Pour fixer les idées, en Europe de l’Ouest, sur la base d’une croissance économique de 2% par an, et en « laissant faire », les émissions de CO2 augmenteront de 50% d’ici 2020. Si l’on extrapole au reste du monde, dont la croissance est au moins aussi forte (les Pays en voie de développement sont plutôt entre 5 et 10%), et ce qui est cohérent avec les scénarios « hauts » du GIEC, cela signifie que pour compenser nos émissions de CO2 en excès, non contraintes par ailleurs, il faudrait planter des arbres sur des terres agricoles représentant entre un cinquième et un quart des terres émergées, c’est à dire….boiser quasiment l’intégralité des terres aujourd’hui cultivées dans le monde ! Un quart des terres émergées, c’est aussi l’équivalent des forêts actuelles.
Ce n’est pas totalement impossible, certes ! Je ne suis cependant pas sûr de postuler comme chef de projet…
Et cette « plantation » aurait en outre les caractéristiques suivantes :
- elle ne servirait qu’à stabiliser la concentration atmosphérique du CO2, donc la perturbation apportée au climat par ce gaz, mais ne permettrait pas de la faire diminuer,
- elle ne concernerait que le CO2 (65% des émissions de gaz à effet de serre),
- une forêt cessant d’être un puits au bout d’un siècle, il faudrait recommencer l’opération tous les siècles si nous avons toujours recours aux sources fossiles d’ici là, et donc boiser un quart supplémentaire des terres émergées à partir de 2100 (sans déboiser celui déjà planté).
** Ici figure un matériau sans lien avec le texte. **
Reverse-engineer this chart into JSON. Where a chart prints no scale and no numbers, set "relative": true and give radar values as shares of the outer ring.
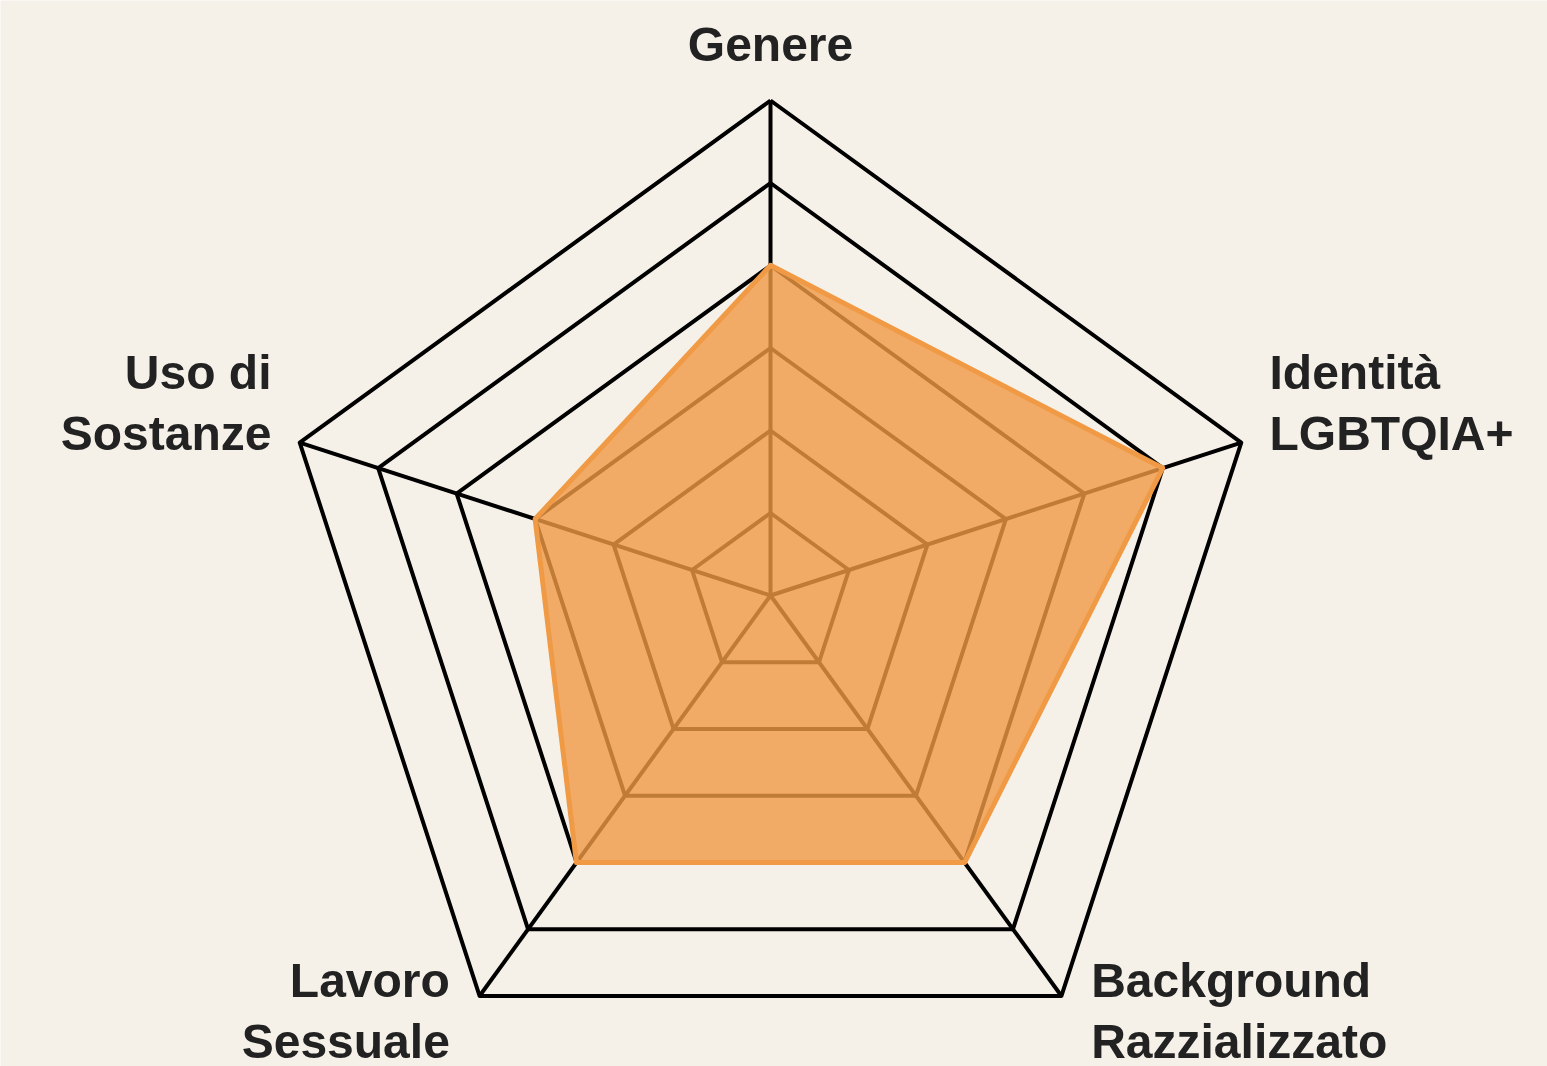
{
  "chart_data": {
    "type": "radar",
    "relative": true,
    "grid": true,
    "categories": [
      "Genere",
      "Identità\nLGBTQIA+",
      "Background\nRazzializzato",
      "Lavoro\nSessuale",
      "Uso di\nSostanze"
    ],
    "series": [
      {
        "color": "#f09a45",
        "values": [
          0.667,
          0.833,
          0.667,
          0.667,
          0.5
        ]
      }
    ]
  }
}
Enfin, in cauda venenum : en cas de remplacement de terres agricoles par des forêts, il y a un autre élément d’importance : l’albédo change. L’albédo, c’est le nom que l’on utilise pour la mesure du pouvoir réfléchissant d’une surface : un miroir parfait a un albédo de 100% (il réfléchit toute la lumière qu’il reçoit), une surface parfaitement noire a un albédo nul (elle ne réfléchit rien).
L’albédo moyen de la Terre est l’un des déterminants pour la température qu’il fait, car plus l’albédo moyen est fort, et plus l’énergie solaire est directement réfléchie vers l’espace, sans avoir eu le temps de chauffer le sol : 1% d’albédo en plus sur la moyenne terrestre, cela engendre une baisse de la température moyenne de l’air au niveau du sol de 0,75 °C environ, et réciproquement : 1% d’albédo en moins et la température moyenne monte de 0,75 °C environ.
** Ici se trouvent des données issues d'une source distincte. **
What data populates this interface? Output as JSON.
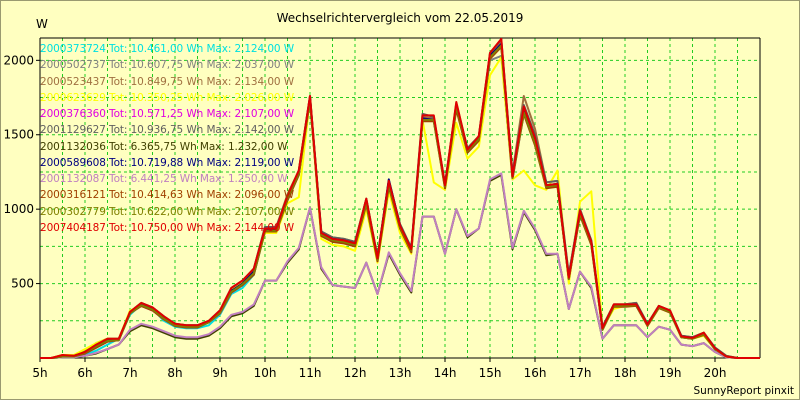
{
  "chart_data": {
    "type": "line",
    "title": "Wechselrichtervergleich vom 22.05.2019",
    "ylabel": "W",
    "credit": "SunnyReport pinxit",
    "xlim": [
      5,
      21
    ],
    "ylim": [
      0,
      2150
    ],
    "x_tick_labels": [
      "5h",
      "6h",
      "7h",
      "8h",
      "9h",
      "10h",
      "11h",
      "12h",
      "13h",
      "14h",
      "15h",
      "16h",
      "17h",
      "18h",
      "19h",
      "20h"
    ],
    "y_tick_labels": [
      "500",
      "1000",
      "1500",
      "2000"
    ],
    "y_ticks": [
      500,
      1000,
      1500,
      2000
    ],
    "grid": true,
    "legend_position": "top-left",
    "colors": {
      "background": "#ffffc0",
      "plot_background": "#ffffc0",
      "grid": "#22cc22",
      "axis": "#000000"
    },
    "x": [
      5,
      5.25,
      5.5,
      5.75,
      6,
      6.25,
      6.5,
      6.75,
      7,
      7.25,
      7.5,
      7.75,
      8,
      8.25,
      8.5,
      8.75,
      9,
      9.25,
      9.5,
      9.75,
      10,
      10.25,
      10.5,
      10.75,
      11,
      11.25,
      11.5,
      11.75,
      12,
      12.25,
      12.5,
      12.75,
      13,
      13.25,
      13.5,
      13.75,
      14,
      14.25,
      14.5,
      14.75,
      15,
      15.25,
      15.5,
      15.75,
      16,
      16.25,
      16.5,
      16.75,
      17,
      17.25,
      17.5,
      17.75,
      18,
      18.25,
      18.5,
      18.75,
      19,
      19.25,
      19.5,
      19.75,
      20,
      20.25,
      20.5,
      20.75,
      21
    ],
    "series": [
      {
        "name": "2000373724 Tot: 10.461,00 Wh Max: 2.124,00 W",
        "color": "#00e0e0",
        "values": [
          0,
          0,
          5,
          5,
          20,
          50,
          90,
          130,
          290,
          360,
          330,
          250,
          210,
          200,
          200,
          220,
          290,
          430,
          470,
          560,
          850,
          850,
          1070,
          1230,
          1740,
          830,
          790,
          780,
          760,
          1040,
          660,
          1160,
          880,
          720,
          1600,
          1590,
          1150,
          1680,
          1390,
          1470,
          2020,
          2120,
          1220,
          1650,
          1440,
          1150,
          1160,
          530,
          970,
          770,
          190,
          350,
          350,
          350,
          220,
          340,
          310,
          140,
          130,
          160,
          60,
          10,
          0,
          0,
          0
        ]
      },
      {
        "name": "2000502737 Tot: 10.607,75 Wh Max: 2.037,00 W",
        "color": "#808080",
        "values": [
          0,
          0,
          10,
          10,
          35,
          80,
          120,
          120,
          300,
          350,
          320,
          260,
          220,
          210,
          210,
          240,
          300,
          440,
          490,
          560,
          850,
          850,
          1060,
          1230,
          1740,
          830,
          790,
          780,
          760,
          1040,
          660,
          1160,
          880,
          720,
          1600,
          1600,
          1150,
          1680,
          1380,
          1460,
          2000,
          2030,
          1200,
          1640,
          1430,
          1150,
          1160,
          530,
          960,
          760,
          190,
          350,
          350,
          350,
          220,
          340,
          310,
          140,
          130,
          160,
          60,
          10,
          0,
          0,
          0
        ]
      },
      {
        "name": "2000523437 Tot: 10.849,75 Wh Max: 2.134,00 W",
        "color": "#a07040",
        "values": [
          0,
          0,
          20,
          15,
          45,
          100,
          130,
          130,
          310,
          370,
          340,
          280,
          230,
          220,
          220,
          250,
          320,
          470,
          520,
          600,
          880,
          880,
          1100,
          1260,
          1760,
          850,
          810,
          800,
          780,
          1070,
          680,
          1190,
          900,
          740,
          1620,
          1610,
          1170,
          1700,
          1400,
          1490,
          2040,
          2130,
          1240,
          1760,
          1540,
          1180,
          1190,
          560,
          1000,
          790,
          210,
          360,
          360,
          370,
          230,
          350,
          320,
          150,
          140,
          170,
          70,
          15,
          0,
          0,
          0
        ]
      },
      {
        "name": "2000623629 Tot: 10.350,25 Wh Max: 2.026,00 W",
        "color": "#ffff00",
        "values": [
          0,
          0,
          20,
          20,
          60,
          100,
          130,
          130,
          320,
          350,
          320,
          260,
          220,
          210,
          210,
          250,
          310,
          460,
          510,
          580,
          840,
          840,
          1040,
          1080,
          1740,
          800,
          760,
          750,
          720,
          1000,
          640,
          1120,
          840,
          700,
          1600,
          1180,
          1130,
          1580,
          1340,
          1420,
          1900,
          2020,
          1200,
          1260,
          1160,
          1130,
          1260,
          500,
          1050,
          1120,
          200,
          330,
          350,
          370,
          220,
          340,
          310,
          140,
          130,
          150,
          60,
          10,
          0,
          0,
          0
        ]
      },
      {
        "name": "2000376360 Tot: 10.571,25 Wh Max: 2.107,00 W",
        "color": "#e000e0",
        "values": [
          0,
          0,
          10,
          10,
          30,
          70,
          110,
          120,
          300,
          350,
          320,
          260,
          220,
          210,
          210,
          240,
          300,
          440,
          490,
          570,
          860,
          860,
          1070,
          1240,
          1740,
          830,
          790,
          780,
          760,
          1040,
          660,
          1160,
          880,
          720,
          1600,
          1600,
          1150,
          1690,
          1390,
          1470,
          2020,
          2100,
          1210,
          1650,
          1440,
          1150,
          1160,
          530,
          970,
          770,
          190,
          350,
          350,
          350,
          220,
          340,
          310,
          140,
          130,
          160,
          60,
          10,
          0,
          0,
          0
        ]
      },
      {
        "name": "2001129627 Tot: 10.936,75 Wh Max: 2.142,00 W",
        "color": "#606060",
        "values": [
          0,
          0,
          15,
          15,
          40,
          90,
          130,
          130,
          310,
          370,
          340,
          280,
          230,
          220,
          220,
          250,
          320,
          470,
          520,
          600,
          880,
          880,
          1090,
          1260,
          1760,
          850,
          810,
          800,
          780,
          1070,
          680,
          1190,
          900,
          740,
          1640,
          1620,
          1170,
          1710,
          1410,
          1490,
          2050,
          2140,
          1240,
          1700,
          1500,
          1180,
          1190,
          560,
          1000,
          790,
          210,
          360,
          360,
          370,
          230,
          350,
          320,
          150,
          140,
          170,
          70,
          15,
          0,
          0,
          0
        ]
      },
      {
        "name": "2001132036 Tot: 6.365,75 Wh Max: 1.232,00 W",
        "color": "#404000",
        "values": [
          0,
          0,
          5,
          5,
          15,
          30,
          60,
          90,
          180,
          220,
          200,
          170,
          140,
          130,
          130,
          150,
          200,
          280,
          300,
          350,
          520,
          520,
          640,
          730,
          1010,
          600,
          490,
          480,
          470,
          640,
          430,
          700,
          560,
          440,
          950,
          950,
          700,
          1000,
          810,
          870,
          1190,
          1230,
          730,
          980,
          860,
          690,
          700,
          330,
          580,
          470,
          130,
          220,
          220,
          220,
          140,
          210,
          190,
          90,
          80,
          100,
          40,
          5,
          0,
          0,
          0
        ]
      },
      {
        "name": "2000589608 Tot: 10.719,88 Wh Max: 2.119,00 W",
        "color": "#000080",
        "values": [
          0,
          0,
          10,
          10,
          35,
          80,
          120,
          120,
          300,
          360,
          330,
          270,
          230,
          215,
          215,
          245,
          310,
          450,
          500,
          580,
          860,
          860,
          1080,
          1250,
          1750,
          840,
          800,
          790,
          770,
          1050,
          670,
          1200,
          890,
          730,
          1610,
          1600,
          1160,
          1690,
          1400,
          1480,
          2030,
          2110,
          1220,
          1660,
          1460,
          1160,
          1170,
          540,
          980,
          780,
          200,
          350,
          355,
          360,
          225,
          345,
          315,
          145,
          135,
          165,
          65,
          10,
          0,
          0,
          0
        ]
      },
      {
        "name": "2001132087 Tot: 6.441,25 Wh Max: 1.250,00 W",
        "color": "#c080c0",
        "values": [
          0,
          0,
          5,
          5,
          15,
          35,
          60,
          90,
          190,
          230,
          210,
          180,
          150,
          140,
          140,
          160,
          210,
          290,
          310,
          360,
          520,
          520,
          650,
          740,
          1010,
          610,
          490,
          480,
          470,
          640,
          430,
          710,
          570,
          450,
          950,
          950,
          700,
          1000,
          820,
          870,
          1200,
          1240,
          740,
          990,
          870,
          700,
          700,
          330,
          580,
          480,
          130,
          220,
          220,
          220,
          140,
          210,
          190,
          90,
          80,
          100,
          40,
          5,
          0,
          0,
          0
        ]
      },
      {
        "name": "2000316121 Tot: 10.414,63 Wh Max: 2.096,00 W",
        "color": "#a04000",
        "values": [
          0,
          0,
          10,
          10,
          30,
          70,
          110,
          120,
          300,
          350,
          320,
          260,
          215,
          205,
          205,
          240,
          300,
          440,
          490,
          560,
          850,
          850,
          1060,
          1230,
          1730,
          820,
          780,
          770,
          750,
          1030,
          650,
          1150,
          870,
          710,
          1590,
          1590,
          1140,
          1670,
          1380,
          1460,
          2010,
          2090,
          1210,
          1640,
          1430,
          1140,
          1150,
          530,
          960,
          760,
          190,
          345,
          345,
          350,
          215,
          335,
          305,
          140,
          130,
          155,
          60,
          10,
          0,
          0,
          0
        ]
      },
      {
        "name": "2000302779 Tot: 10.622,00 Wh Max: 2.107,00 W",
        "color": "#808000",
        "values": [
          0,
          0,
          10,
          10,
          35,
          80,
          115,
          120,
          300,
          355,
          325,
          265,
          220,
          210,
          210,
          240,
          305,
          445,
          495,
          570,
          855,
          855,
          1070,
          1240,
          1740,
          830,
          790,
          780,
          760,
          1040,
          660,
          1160,
          880,
          720,
          1600,
          1600,
          1150,
          1690,
          1390,
          1470,
          2020,
          2100,
          1210,
          1650,
          1440,
          1150,
          1160,
          530,
          970,
          770,
          190,
          350,
          350,
          355,
          220,
          340,
          310,
          140,
          130,
          160,
          60,
          10,
          0,
          0,
          0
        ]
      },
      {
        "name": "2007404187 Tot: 10.750,00 Wh Max: 2.144,00 W",
        "color": "#e00000",
        "values": [
          0,
          0,
          20,
          15,
          40,
          90,
          130,
          130,
          310,
          370,
          340,
          280,
          230,
          220,
          220,
          250,
          320,
          470,
          520,
          600,
          870,
          870,
          1090,
          1260,
          1760,
          840,
          800,
          790,
          770,
          1070,
          670,
          1190,
          890,
          730,
          1630,
          1630,
          1160,
          1720,
          1400,
          1490,
          2050,
          2144,
          1220,
          1690,
          1480,
          1160,
          1170,
          540,
          990,
          780,
          200,
          360,
          360,
          360,
          225,
          350,
          320,
          145,
          135,
          170,
          65,
          10,
          0,
          0,
          0
        ]
      }
    ]
  }
}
Or une forêt a un albédo de 5 à 15% (c’est à dire qu’une forêt réfléchit 5 à 15% seulement de la lumière qu’elle reçoit), et une terre agricole de 25%. En plantant des arbres là où il n’y en avait pas, on diminue donc la réflexion de la surface de la Terre, qui absorbe donc plus d’énergie qu’avant (car le rayonnement solaire contient de l’énergie).
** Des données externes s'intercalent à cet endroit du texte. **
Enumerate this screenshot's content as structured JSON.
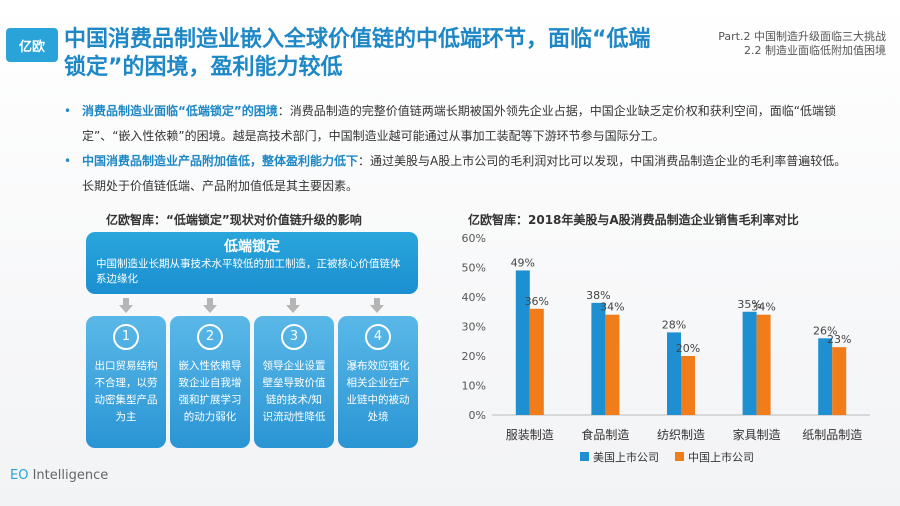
{
  "header": {
    "logo_text": "亿欧",
    "title": "中国消费品制造业嵌入全球价值链的中低端环节，面临“低端锁定”的困境，盈利能力较低",
    "part_line1": "Part.2 中国制造升级面临三大挑战",
    "part_line2": "2.2 制造业面临低附加值困境"
  },
  "bullets": [
    {
      "head": "消费品制造业面临“低端锁定”的困境",
      "body": "：消费品制造的完整价值链两端长期被国外领先企业占据，中国企业缺乏定价权和获利空间，面临“低端锁定”、“嵌入性依赖”的困境。越是高技术部门，中国制造业越可能通过从事加工装配等下游环节参与国际分工。"
    },
    {
      "head": "中国消费品制造业产品附加值低，整体盈利能力低下",
      "body": "：通过美股与A股上市公司的毛利润对比可以发现，中国消费品制造企业的毛利率普遍较低。长期处于价值链低端、产品附加值低是其主要因素。"
    }
  ],
  "left_panel": {
    "title": "亿欧智库：“低端锁定”现状对价值链升级的影响",
    "main_box_title": "低端锁定",
    "main_box_desc": "中国制造业长期从事技术水平较低的加工制造，正被核心价值链体系边缘化",
    "cards": [
      {
        "num": "1",
        "text": "出口贸易结构不合理，以劳动密集型产品为主"
      },
      {
        "num": "2",
        "text": "嵌入性依赖导致企业自我增强和扩展学习的动力弱化"
      },
      {
        "num": "3",
        "text": "领导企业设置壁垒导致价值链的技术/知识流动性降低"
      },
      {
        "num": "4",
        "text": "瀑布效应强化相关企业在产业链中的被动处境"
      }
    ]
  },
  "footer": {
    "brand_a": "EO",
    "brand_b": " Intelligence"
  },
  "chart_data": {
    "type": "bar",
    "title": "亿欧智库：2018年美股与A股消费品制造企业销售毛利率对比",
    "categories": [
      "服装制造",
      "食品制造",
      "纺织制造",
      "家具制造",
      "纸制品制造"
    ],
    "series": [
      {
        "name": "美国上市公司",
        "values": [
          49,
          38,
          28,
          35,
          26
        ],
        "labels": [
          "49%",
          "38%",
          "28%",
          "35%",
          "26%"
        ],
        "color": "#1e8fd0"
      },
      {
        "name": "中国上市公司",
        "values": [
          36,
          34,
          20,
          34,
          23
        ],
        "labels": [
          "36%",
          "34%",
          "20%",
          "34%",
          "23%"
        ],
        "color": "#f07c1a"
      }
    ],
    "ylim": [
      0,
      60
    ],
    "yticks": [
      0,
      10,
      20,
      30,
      40,
      50,
      60
    ],
    "ytick_labels": [
      "0%",
      "10%",
      "20%",
      "30%",
      "40%",
      "50%",
      "60%"
    ],
    "grid": false,
    "legend": "bottom"
  }
}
Un physicien a regardé comment l’effet de « soustraction du CO2 » et celui de « diminution de la réflexion » se comparaient en cas de boisement de terres agricoles. Le résultat est instructif : dans certaines régions du monde, la diminution de l’effet de serre (parce qu’il y a moins de CO2 dans l’air) l’emporte sur l’augmentation de la température due à la part plus grande du rayonnement solaire absorbée par le sol, mais l’inverse peut aussi se produire ! Planter des forêts à la place de terres agricoles conduit alors à un réchauffement net de la surface… (graphique ci-dessous).
Effet net du remplacement de cultures par des forêts de conifères, selon la région du monde concernée, en « équivalent émissions de carbone à l’hectare ».
Là ou il n’y a que du blanc, on suppose que l’on n’a touché à rien. Là où il y a des couleurs, on a comparé l’effet de stockage (positif) des forêts remplaçant les cultures, avec l’effet supplémentaire de « capture » de chaleur lié à la diminution de l’albédo.
Si le résultat est positif, cela signifie que le stockage de carbone l’emporte sur la diminution de la réflexion, et donc que l’effet du reboisement est globalement « refroidisseur » du climat. Il est facile de constater que cela n’est pas vrai de manière systématique : pour certaines régions du monde, reboiser conduit à un réchauffement net du climat (rouge, orange, jaune), ou à un effet proche de zéro (jaune, vert clair).